Mirror of Justice

A blog dedicated to the development of Catholic legal theory.
Affiliated with the Program on Church, State & Society at Notre Dame Law School.

Monday, November 20, 2006

Conservatives are More Generous?

I'm not sure what the comparison between religious conservatives and secular liberals proves, but it certainly doesn't prove, to quote Instapundit (quoting Beliefnet), that conservatives are more generous "by any measure."  At most, it shows that religious conservatives are more generous donors to private charities.  But, if I define "generous" to encompass, say, support against one's financial interest for social programs funded through redistributive taxation, then wealthy liberals (secular or religious), who generally support such taxes and such programs, do well and conservatives (religious or not) don't look so hot. 

I have not yet read the book (though I certainly will), but before drawing any conclusions, I would be interested to know whether the "private charities" canvassed for the study include the religious conservatives own churches. I'd also like to see the magnitude of the differences, especially on some of the non-monetary measures noted in the beleifnet article, such as blood donation. Finally, I'd want to see the numbers for secular conservatives and religious liberals, since the presence of religious involvement is a potentially conflating variable in this analysis that cuts across political orientation.
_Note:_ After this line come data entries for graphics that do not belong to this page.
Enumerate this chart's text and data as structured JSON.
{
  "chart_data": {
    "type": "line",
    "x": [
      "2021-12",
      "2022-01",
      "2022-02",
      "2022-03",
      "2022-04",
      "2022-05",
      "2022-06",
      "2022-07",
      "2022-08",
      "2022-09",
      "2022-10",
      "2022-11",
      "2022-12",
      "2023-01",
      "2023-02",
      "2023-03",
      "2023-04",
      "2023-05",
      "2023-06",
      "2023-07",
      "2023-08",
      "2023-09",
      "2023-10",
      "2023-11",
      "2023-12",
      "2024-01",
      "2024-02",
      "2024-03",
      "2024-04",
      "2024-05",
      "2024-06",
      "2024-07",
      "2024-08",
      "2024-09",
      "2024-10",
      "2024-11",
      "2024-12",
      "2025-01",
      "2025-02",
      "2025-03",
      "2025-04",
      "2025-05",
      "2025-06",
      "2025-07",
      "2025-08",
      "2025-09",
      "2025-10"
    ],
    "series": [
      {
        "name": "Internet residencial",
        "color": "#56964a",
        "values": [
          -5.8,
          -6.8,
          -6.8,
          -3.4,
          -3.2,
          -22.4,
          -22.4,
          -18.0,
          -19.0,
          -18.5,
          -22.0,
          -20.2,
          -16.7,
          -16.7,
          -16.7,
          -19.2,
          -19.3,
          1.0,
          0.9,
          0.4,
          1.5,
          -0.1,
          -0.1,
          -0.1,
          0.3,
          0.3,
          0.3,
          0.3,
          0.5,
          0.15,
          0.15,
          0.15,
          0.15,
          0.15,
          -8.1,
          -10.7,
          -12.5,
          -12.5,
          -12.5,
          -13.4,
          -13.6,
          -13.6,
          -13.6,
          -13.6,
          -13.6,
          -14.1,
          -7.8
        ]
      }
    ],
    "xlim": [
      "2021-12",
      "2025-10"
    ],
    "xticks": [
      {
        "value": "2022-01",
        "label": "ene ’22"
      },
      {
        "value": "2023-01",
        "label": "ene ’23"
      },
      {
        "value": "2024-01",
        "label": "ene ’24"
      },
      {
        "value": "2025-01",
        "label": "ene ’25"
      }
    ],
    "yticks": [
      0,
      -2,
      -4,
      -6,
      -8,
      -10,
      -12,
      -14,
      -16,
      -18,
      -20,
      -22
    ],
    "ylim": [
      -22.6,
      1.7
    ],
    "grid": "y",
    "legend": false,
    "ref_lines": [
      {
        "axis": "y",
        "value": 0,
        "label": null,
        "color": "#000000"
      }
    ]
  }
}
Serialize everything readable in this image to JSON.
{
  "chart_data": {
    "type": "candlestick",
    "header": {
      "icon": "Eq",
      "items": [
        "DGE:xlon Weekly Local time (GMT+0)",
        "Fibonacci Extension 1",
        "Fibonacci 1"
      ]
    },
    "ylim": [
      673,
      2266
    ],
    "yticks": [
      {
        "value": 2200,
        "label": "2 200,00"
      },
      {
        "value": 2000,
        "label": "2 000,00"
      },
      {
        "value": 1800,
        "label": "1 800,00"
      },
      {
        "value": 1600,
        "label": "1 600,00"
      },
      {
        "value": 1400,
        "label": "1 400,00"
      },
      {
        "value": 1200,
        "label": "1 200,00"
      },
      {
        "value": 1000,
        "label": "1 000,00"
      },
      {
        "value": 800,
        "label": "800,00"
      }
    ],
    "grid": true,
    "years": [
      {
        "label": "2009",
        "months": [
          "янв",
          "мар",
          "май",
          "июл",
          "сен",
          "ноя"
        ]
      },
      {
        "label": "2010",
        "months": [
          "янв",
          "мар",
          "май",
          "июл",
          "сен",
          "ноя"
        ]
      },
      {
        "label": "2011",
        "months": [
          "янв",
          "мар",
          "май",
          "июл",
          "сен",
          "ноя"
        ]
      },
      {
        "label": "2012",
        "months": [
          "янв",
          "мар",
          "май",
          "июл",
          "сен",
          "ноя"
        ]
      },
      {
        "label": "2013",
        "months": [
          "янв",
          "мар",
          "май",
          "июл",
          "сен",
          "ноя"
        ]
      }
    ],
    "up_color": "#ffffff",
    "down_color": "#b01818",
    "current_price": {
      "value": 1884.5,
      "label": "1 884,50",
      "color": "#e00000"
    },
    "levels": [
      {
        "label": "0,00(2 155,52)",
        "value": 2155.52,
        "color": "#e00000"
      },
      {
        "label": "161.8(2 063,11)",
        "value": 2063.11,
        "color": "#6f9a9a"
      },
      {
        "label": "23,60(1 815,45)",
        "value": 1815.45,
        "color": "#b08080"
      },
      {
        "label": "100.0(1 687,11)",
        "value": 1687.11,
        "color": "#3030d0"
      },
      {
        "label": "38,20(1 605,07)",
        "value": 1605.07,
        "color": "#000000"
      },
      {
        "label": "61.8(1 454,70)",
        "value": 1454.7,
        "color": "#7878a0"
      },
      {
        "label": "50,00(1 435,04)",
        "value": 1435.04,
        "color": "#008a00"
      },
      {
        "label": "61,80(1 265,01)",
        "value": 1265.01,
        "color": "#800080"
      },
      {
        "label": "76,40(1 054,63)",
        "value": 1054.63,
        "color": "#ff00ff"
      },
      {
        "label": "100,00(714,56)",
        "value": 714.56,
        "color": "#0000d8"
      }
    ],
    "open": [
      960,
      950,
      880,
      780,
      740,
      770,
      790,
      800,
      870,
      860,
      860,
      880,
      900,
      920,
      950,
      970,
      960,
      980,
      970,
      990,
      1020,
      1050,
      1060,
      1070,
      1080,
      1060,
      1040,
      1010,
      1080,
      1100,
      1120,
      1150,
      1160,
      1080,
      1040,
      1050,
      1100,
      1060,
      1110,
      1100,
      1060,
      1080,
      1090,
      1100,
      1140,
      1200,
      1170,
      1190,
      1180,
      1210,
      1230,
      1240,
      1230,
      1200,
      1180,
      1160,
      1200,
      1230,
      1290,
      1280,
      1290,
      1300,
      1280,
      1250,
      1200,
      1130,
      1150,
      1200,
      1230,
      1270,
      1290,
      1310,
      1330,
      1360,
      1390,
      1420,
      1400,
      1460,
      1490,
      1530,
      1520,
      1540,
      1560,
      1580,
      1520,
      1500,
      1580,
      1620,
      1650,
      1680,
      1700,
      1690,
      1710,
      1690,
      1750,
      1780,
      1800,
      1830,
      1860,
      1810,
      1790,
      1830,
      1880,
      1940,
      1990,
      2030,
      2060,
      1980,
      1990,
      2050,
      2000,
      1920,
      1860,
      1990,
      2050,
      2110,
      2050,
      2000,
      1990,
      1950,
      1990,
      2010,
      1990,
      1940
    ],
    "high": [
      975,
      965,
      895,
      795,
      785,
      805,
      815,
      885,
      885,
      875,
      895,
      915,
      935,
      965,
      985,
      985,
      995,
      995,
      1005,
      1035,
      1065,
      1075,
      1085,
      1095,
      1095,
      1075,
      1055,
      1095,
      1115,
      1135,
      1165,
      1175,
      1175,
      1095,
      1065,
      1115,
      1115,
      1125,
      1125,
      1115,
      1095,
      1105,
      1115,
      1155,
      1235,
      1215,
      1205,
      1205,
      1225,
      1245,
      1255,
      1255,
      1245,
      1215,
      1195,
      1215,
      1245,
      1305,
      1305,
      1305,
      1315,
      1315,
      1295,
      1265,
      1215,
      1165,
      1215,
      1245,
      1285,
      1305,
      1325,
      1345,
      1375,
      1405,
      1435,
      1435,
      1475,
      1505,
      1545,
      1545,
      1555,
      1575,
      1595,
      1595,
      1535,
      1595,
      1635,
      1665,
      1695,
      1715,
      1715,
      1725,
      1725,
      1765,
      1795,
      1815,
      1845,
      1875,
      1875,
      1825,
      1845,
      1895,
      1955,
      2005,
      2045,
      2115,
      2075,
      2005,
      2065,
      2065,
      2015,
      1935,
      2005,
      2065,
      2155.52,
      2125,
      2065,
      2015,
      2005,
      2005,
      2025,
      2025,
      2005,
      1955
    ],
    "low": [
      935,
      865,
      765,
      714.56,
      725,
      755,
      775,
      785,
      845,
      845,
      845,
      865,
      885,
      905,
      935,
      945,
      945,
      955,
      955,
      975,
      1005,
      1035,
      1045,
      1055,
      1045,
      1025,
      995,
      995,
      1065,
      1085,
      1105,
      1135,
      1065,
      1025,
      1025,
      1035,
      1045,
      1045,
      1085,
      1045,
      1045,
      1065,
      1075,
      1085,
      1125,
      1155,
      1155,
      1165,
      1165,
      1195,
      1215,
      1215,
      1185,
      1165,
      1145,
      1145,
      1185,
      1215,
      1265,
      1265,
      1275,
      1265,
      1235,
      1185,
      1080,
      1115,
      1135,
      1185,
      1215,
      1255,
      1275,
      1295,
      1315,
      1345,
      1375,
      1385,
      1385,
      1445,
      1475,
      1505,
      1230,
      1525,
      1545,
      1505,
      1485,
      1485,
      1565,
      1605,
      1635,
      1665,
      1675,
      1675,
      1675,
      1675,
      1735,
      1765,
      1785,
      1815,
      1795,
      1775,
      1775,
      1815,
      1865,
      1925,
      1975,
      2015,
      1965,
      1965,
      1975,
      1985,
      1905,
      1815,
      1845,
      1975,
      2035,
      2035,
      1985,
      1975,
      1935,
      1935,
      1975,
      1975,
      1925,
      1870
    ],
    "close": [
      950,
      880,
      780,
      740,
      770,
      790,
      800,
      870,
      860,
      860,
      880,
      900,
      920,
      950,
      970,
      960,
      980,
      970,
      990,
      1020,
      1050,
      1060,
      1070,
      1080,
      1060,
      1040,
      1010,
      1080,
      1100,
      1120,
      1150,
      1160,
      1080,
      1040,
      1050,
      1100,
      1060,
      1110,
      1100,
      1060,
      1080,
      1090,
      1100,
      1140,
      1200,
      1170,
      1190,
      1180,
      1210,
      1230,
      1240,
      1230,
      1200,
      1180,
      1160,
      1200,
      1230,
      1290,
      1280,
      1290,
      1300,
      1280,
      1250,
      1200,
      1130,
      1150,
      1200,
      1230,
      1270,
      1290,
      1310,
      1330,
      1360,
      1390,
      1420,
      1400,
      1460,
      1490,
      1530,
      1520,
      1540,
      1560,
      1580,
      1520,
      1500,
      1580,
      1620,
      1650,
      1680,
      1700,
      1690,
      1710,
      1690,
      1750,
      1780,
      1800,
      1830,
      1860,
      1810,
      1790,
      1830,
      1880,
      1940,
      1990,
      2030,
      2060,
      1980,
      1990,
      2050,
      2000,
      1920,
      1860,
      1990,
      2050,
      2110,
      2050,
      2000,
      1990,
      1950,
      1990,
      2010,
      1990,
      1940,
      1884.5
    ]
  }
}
To be honest, though, I'd be fairly unsurprised to see that conservatives as a whole donate more to private charities than liberals.  Given egalitarian liberal views about the role of the state in solving certain widespread social problems, one would expect them (egalitarian liberals) to support state over private solutions and to view at least some sorts of private charitable contributions as wasted money. 

Carl Sagan used to refer to this as the "brick in the toilet" question.  He talked one category of people, who think that environmental problems should be solved by voluntary changes of individual behavior.  Others, he said, think that many such problems require a level of coordination that can only be accomplished through the state.  He used the question of water conservation as a  hypothetical.  People in the former group might put a brick in their toilet to save water with each flush but oppose centralized regulation aimed at ensuring broad based water conservation.  (These are your religious conservatives, if you will, who will give money to private charities but oppose state intervention in the service of social justice.)  On the other hand, people in the latter group, who favor state intervention to compel water conservation but are skeptical of the effectiveness of voluntary action in this regard, would support (or vote for) state regulation of water consumption but, in its absence, would not bother to put the brick in their toilet because they view the action as pointless without the broader coordination offered by state action.  (These are your secular liberals who favor redistributive policies, even to their own financial disadvantage, but who, according to Instapundit and Greg, are stingy with their donations to charity.)  Whether this story supports saying that people who put bricks in their toilets are the "true" environmentalists (or religious conservatives are the truly generous) and the people who do not but who vote for environmental interests are hypocrites strikes me as unanswerable apart from one's views about the substantive merits of the beliefs underlying their decisions.

The relevance of Bono's behavior for all of this strikes me as too far-fetched to be worthy of comment and bordering on (or, on second thought, crossing well over into)  the realm of intellectual dishonesty.  (Not surprising for Instapundit.)  Suffice it to say that if we want to get into comparing the anecdotal evidence of hypocrisy among prominent individuals within the ranks of our respective political movements, religious conservatives are living in a glass house.  In the same way that meth-purchasing, male-prostitute-hiring evangelical ministers don't say anything about the bona fides of conservative Christians, or the merits of their beliefs, Bono's tax evasion adds nothing useful to this conversation.